La constitution malienne de 1992 indique que le coup d’Etat au Mali est prohibé. Le capitaine Amadou Haya Sanogo, en conduisant une équipe militaire pour la conduite d’une opération de destitution du président de la République, justifiait son action par une «incompétence» du pouvoir en place. Une crise institutionnelle et politique s’était installée et avait abouti à «de graves conséquences sur le plan social et sécuritaire», rapporte le ministère de la justice.

Cerise sur le gâteau ! Ni la communauté internationale, notamment la CEDEAO, ni les partis politiques ayant dénoncés le coup d’Etat n’ont fait du retour du président déchu à la tête de l’Etat une exigence.
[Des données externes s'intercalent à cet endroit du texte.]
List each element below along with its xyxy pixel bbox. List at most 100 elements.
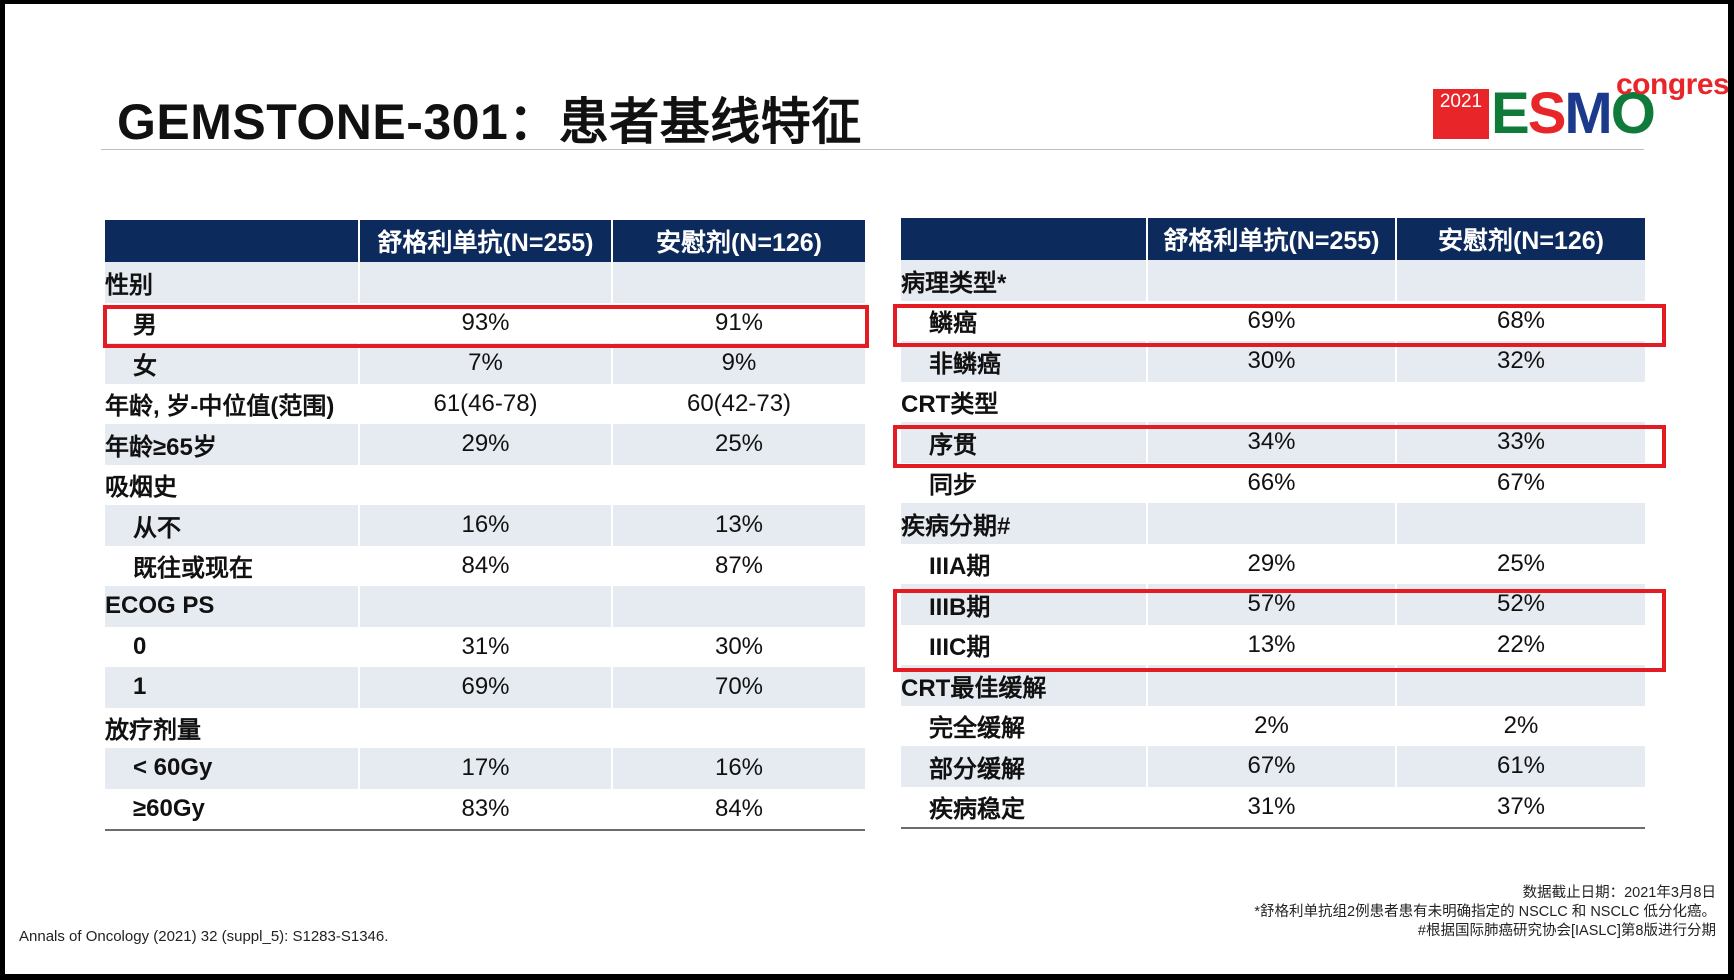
cell-value: 37%	[1395, 786, 1645, 829]
cell-value	[358, 707, 612, 748]
baseline-table-left: 舒格利单抗(N=255) 安慰剂(N=126) 性别 男 93% 91% 女 7…	[105, 220, 865, 831]
table-row: 部分缓解 67% 61%	[901, 746, 1645, 787]
row-label: 疾病稳定	[901, 786, 1147, 829]
logo-letter-e: E	[1491, 81, 1530, 146]
cell-value: 7%	[358, 343, 612, 384]
logo-letter-o: O	[1610, 81, 1656, 146]
cell-value	[1146, 503, 1396, 544]
cell-value	[358, 586, 612, 627]
logo-letter-m: M	[1564, 81, 1612, 146]
row-label: 女	[105, 343, 359, 384]
row-label: 部分缓解	[901, 746, 1147, 787]
cell-value	[611, 707, 865, 748]
title-divider	[101, 149, 1644, 150]
table-row: 非鳞癌 30% 32%	[901, 341, 1645, 382]
cell-value: 30%	[611, 626, 865, 667]
row-label: 既往或现在	[133, 555, 253, 583]
row-label: 0	[133, 632, 147, 660]
cell-value: 31%	[358, 626, 612, 667]
header-blank	[105, 220, 359, 262]
cell-value: 30%	[1146, 341, 1396, 382]
cell-value: 93%	[358, 302, 612, 343]
cell-value: 31%	[1146, 786, 1396, 829]
footnote-histology: *舒格利单抗组2例患者患有未明确指定的 NSCLC 和 NSCLC 低分化癌。	[1254, 904, 1716, 920]
row-label: < 60Gy	[105, 748, 359, 789]
cell-value: 61(46-78)	[358, 383, 612, 424]
table-row: 疾病分期#	[901, 503, 1645, 544]
header-placebo: 安慰剂(N=126)	[611, 220, 865, 262]
table-row: ECOG PS	[105, 586, 865, 627]
slide: GEMSTONE-301：患者基线特征 2021 ESMO congress 舒…	[5, 4, 1728, 974]
table-row: ≥60Gy 83% 84%	[105, 788, 865, 831]
row-label: 男	[133, 312, 157, 340]
row-label: ECOG PS	[105, 586, 359, 627]
logo-congress: congress	[1616, 68, 1728, 101]
cell-value: 87%	[611, 545, 865, 586]
cell-value	[611, 464, 865, 505]
cell-value: 70%	[611, 667, 865, 708]
footnote-cutoff-date: 数据截止日期：2021年3月8日	[1522, 885, 1716, 901]
table-row: 既往或现在 84% 87%	[105, 545, 865, 586]
cell-value: 67%	[1395, 462, 1645, 503]
cell-value	[1395, 260, 1645, 301]
table-row: 年龄≥65岁 29% 25%	[105, 424, 865, 465]
cell-value: 32%	[1395, 341, 1645, 382]
row-label: CRT类型	[901, 391, 999, 419]
highlight-male	[103, 305, 869, 348]
cell-value: 84%	[358, 545, 612, 586]
row-label: 年龄, 岁-中位值(范围)	[105, 393, 335, 421]
cell-value: 66%	[1146, 462, 1396, 503]
cell-value: 84%	[611, 788, 865, 831]
cell-value: 69%	[358, 667, 612, 708]
row-label: 疾病分期#	[901, 503, 1147, 544]
cell-value: 29%	[1146, 543, 1396, 584]
table-row: 女 7% 9%	[105, 343, 865, 384]
table-row: CRT类型	[901, 381, 1645, 422]
cell-value	[358, 262, 612, 303]
footnotes: 数据截止日期：2021年3月8日 *舒格利单抗组2例患者患有未明确指定的 NSC…	[1254, 884, 1716, 941]
row-label: 性别	[105, 262, 359, 303]
cell-value: 83%	[358, 788, 612, 831]
row-label: 鳞癌	[929, 310, 977, 338]
cell-value: 16%	[358, 505, 612, 546]
cell-value	[1395, 381, 1645, 422]
row-label: 非鳞癌	[901, 341, 1147, 382]
cell-value	[1146, 260, 1396, 301]
table-row: 性别	[105, 262, 865, 303]
header-placebo: 安慰剂(N=126)	[1395, 218, 1645, 260]
cell-value: 67%	[1146, 746, 1396, 787]
highlight-squamous	[893, 304, 1666, 347]
row-label: IIIC期	[929, 634, 991, 662]
logo-esmo-wordmark: ESMO	[1491, 85, 1656, 143]
header-sugemalimab: 舒格利单抗(N=255)	[358, 220, 612, 262]
cell-value: 2%	[1146, 705, 1396, 746]
cell-value: 91%	[611, 302, 865, 343]
cell-value	[358, 464, 612, 505]
header-blank	[901, 218, 1147, 260]
page-title: GEMSTONE-301：患者基线特征	[117, 94, 862, 150]
cell-value	[1146, 381, 1396, 422]
table-row: 同步 66% 67%	[901, 462, 1645, 503]
table-row: < 60Gy 17% 16%	[105, 748, 865, 789]
highlight-stage-iiib-iiic	[893, 589, 1666, 672]
table-row: 从不 16% 13%	[105, 505, 865, 546]
cell-value	[611, 586, 865, 627]
header-sugemalimab: 舒格利单抗(N=255)	[1146, 218, 1396, 260]
table-row: 病理类型*	[901, 260, 1645, 301]
row-label: 吸烟史	[105, 474, 177, 502]
cell-value: 22%	[1395, 624, 1645, 665]
row-label: IIIA期	[929, 553, 991, 581]
table-row: 疾病稳定 31% 37%	[901, 786, 1645, 829]
cell-value	[1395, 503, 1645, 544]
table-row: 放疗剂量	[105, 707, 865, 748]
cell-value: 29%	[358, 424, 612, 465]
table-row: 完全缓解 2% 2%	[901, 705, 1645, 746]
cell-value: 25%	[611, 424, 865, 465]
table-row: IIIC期 13% 22%	[901, 624, 1645, 665]
cell-value: 25%	[1395, 543, 1645, 584]
highlight-sequential	[893, 425, 1666, 468]
table-row: 吸烟史	[105, 464, 865, 505]
cell-value: 17%	[358, 748, 612, 789]
row-label: ≥60Gy	[105, 788, 359, 831]
table-header-row: 舒格利单抗(N=255) 安慰剂(N=126)	[105, 220, 865, 262]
Néanmoins, son exfiltration vers le Sénégal fut défendue et obtenue auprès du Comité National de Redressement de la Démocratie et la Restauration de l’Etat (CNRDRE) après une démission formelle le 8 avril. Ce qui laissait d’ailleurs la voie à un retour à l’ordre constitutionnel consigné le 6 avril dans un accord cadre entre les militaires et la médiation de la CEDEAO. Accord matérialisé par l’investiture du président de l’Assemblée nationale comme président de la République par intérim et la nomination d’un premier ministre de transition «doté de pleins pouvoirs», selon les termes de l’accord cadre. Le 24 Avril, le décret de nomination du nouveau gouvernement a été signé.

Le comité militaire n’ayant pas été dissout, le capitaine Sanogo et ses hommes sont restés omniprésent sur la scène publique. Option dictée, selon des sources, par une méfiance vis-à-vis de ses partenaires au niveau nationale et international mais aussi par la crainte d’un détournement des objectifs du coup d’Etat. La loi d’amnistie qui vient d’être approuvée par le gouvernement sera acheminée à l’Assemblée nationale pour validation. Le processus mettra-t-elle un terme à la crise institutionnelle ? Rien n’est moins sûr ! «Tout ce que j’entreprends se fait dans l’intérêt du peuple malien», clame régulièrement le capitaine Sanogo qui estime avoir comme priorité la libération du nord du pays, sous occupation total de mouvements armées depuis le 1er avril.